Another powerful aspect of this paradigm is, the functions can be written inside of other functions, and executed whenever the programmer dictates:

var testFunction = function(name){
    var innerFunction = function(){
        //ignore the process.stdout.write, it's just console.log
        //without the newline
        process.stdout.write("hello! ");

    var lateExecution = function(inputFunction, name){
        inputFunction() + console.log(name);

    var lateNoExecution = function(inputFunction, name){
        inputFunction + console.log(name);

    lateExecution(innerFunction, name);
    lateNoExecution(innerFunction, name);

Here is yet another contrived example, however, it illustrates the point quite well, particularly because there is no equivalent Java code to do the same thing (until recently of course, check out the next tutorial for this).

When we call testFunction(“Jackson”), the innerFunction is created at the time of calling, we then pass this variable into both our lateExecution and lateNoExecution variables (also both created at the time of calling testFunction).  The lateExecution function receives this innerFunction, immediately calls it, then console.log’s the name passed into it.  However, in lateNoExecution, we don’t ever execute the function passed to us, so nothing happens, other than “Jackson” is printed to the screen, even though we still have access to the function as a variable.

I know if you’ve come from procedural programming, you’ll read the above paragraph and thinking “man, that’s a lot of this calling that, calling this, but maybe not calling that, and only when the function is executed”.  I know because I thought the same thing.  But now that I’m on the other side of the fence I’m realizing the writers of posts I’d read previously were simply struggling to come up with succinct examples motivating the paradigm.  It just isn’t easy to motivate functional programming in small examples.  The paradigm really shines when code starts to grow very large, because functions can be chosen or removed at will and modularized with one simple key stroke rather than redesigning the software from the ground up (looking at you class hierarchy diagrams).

As an example, in the composeFunctions portion of this post, what would happen if we needed to do some preprocessing on the number passed into us before calling the other two functions, based on whether the number was even or odd?  We’d do the check on the number, and add the preprocessing.  Well next month, a customer has decided the preprocessing needs to be done in another way.  Between now and then, we’ve added a bit more logic in that if statement block.  Now we need to unravel the entire mess and change whatever preprocessing we were doing, which may effect logic (aka mutate state) later in the scope without us noticing.  If we were using functional programming, we’d have simply added a third preprocessing function as a parameter to composeFunctions, and called it inside the if statement.  When the customer changes the preprocessing requirements, we simply pass in the new function.
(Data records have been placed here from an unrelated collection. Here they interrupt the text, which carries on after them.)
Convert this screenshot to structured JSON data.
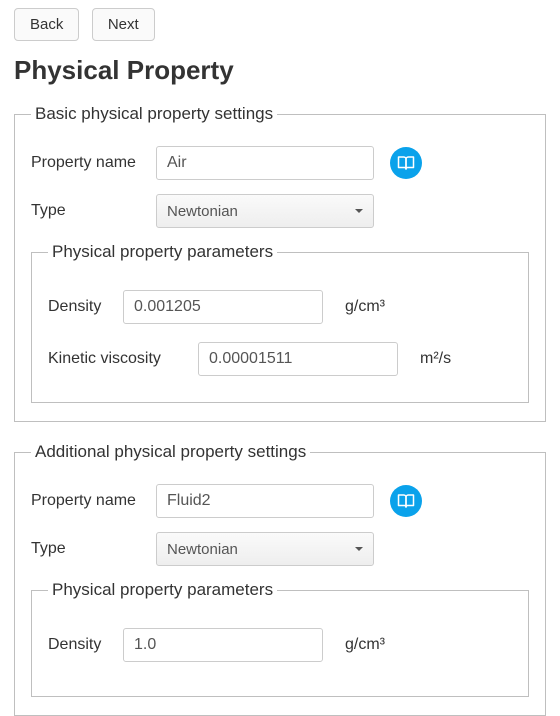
{
  "nav": {
    "back": "Back",
    "next": "Next"
  },
  "pageTitle": "Physical Property",
  "basic": {
    "legend": "Basic physical property settings",
    "propNameLabel": "Property name",
    "propNameValue": "Air",
    "typeLabel": "Type",
    "typeValue": "Newtonian",
    "params": {
      "legend": "Physical property parameters",
      "densityLabel": "Density",
      "densityValue": "0.001205",
      "densityUnit": "g/cm³",
      "viscLabel": "Kinetic viscosity",
      "viscValue": "0.00001511",
      "viscUnit": "m²/s"
    }
  },
  "additional": {
    "legend": "Additional physical property settings",
    "propNameLabel": "Property name",
    "propNameValue": "Fluid2",
    "typeLabel": "Type",
    "typeValue": "Newtonian",
    "params": {
      "legend": "Physical property parameters",
      "densityLabel": "Density",
      "densityValue": "1.0",
      "densityUnit": "g/cm³"
    }
  }
}
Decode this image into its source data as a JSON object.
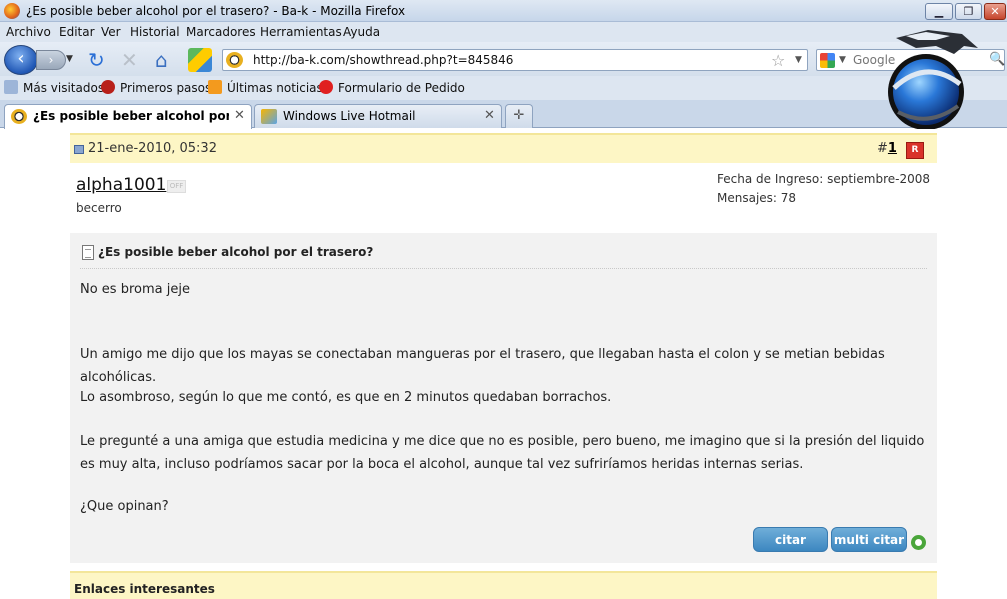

Another possbility: what if we wanted to reuse this composeFunctions method for a succession of two different function calls, rather than squareNumber and addOne?  (perhaps cubeNumber and addTwo?) without removing the functionality gained from the original code?  In Java you’d have to write a new function, calling cubeNumber and addTwo specifically, whereas here, we need only call composeFunctions with the newly written cubeNumber and addTwo (or hell, even cubeNumber and addOne, or addOne and addTwo).

This paradigm lends itself to modularity in a way procedural programming does not.  I’m not saying you couldn’t accomplish the same things in a procedural language, but what I am saying is, it’s much easier to do in a functional language, making a programmer much more apt to reach for it.

Hopefully I’ve managed to motivated the power of functional programming (although after reading the above paragraphs, I’m not sure sure I have! ha ha!).  This is a very small piece of the larger paradigm, and in fact, the power isn’t done justice by these contrived examples, the power lies in the completely new way of looking at code, rather than specific use cases or academic ammunition for water cooler arguments over which language is better.  As we’ll see in the tutorial, even traditionally procedural languages are adding functional aspects because of it’s power.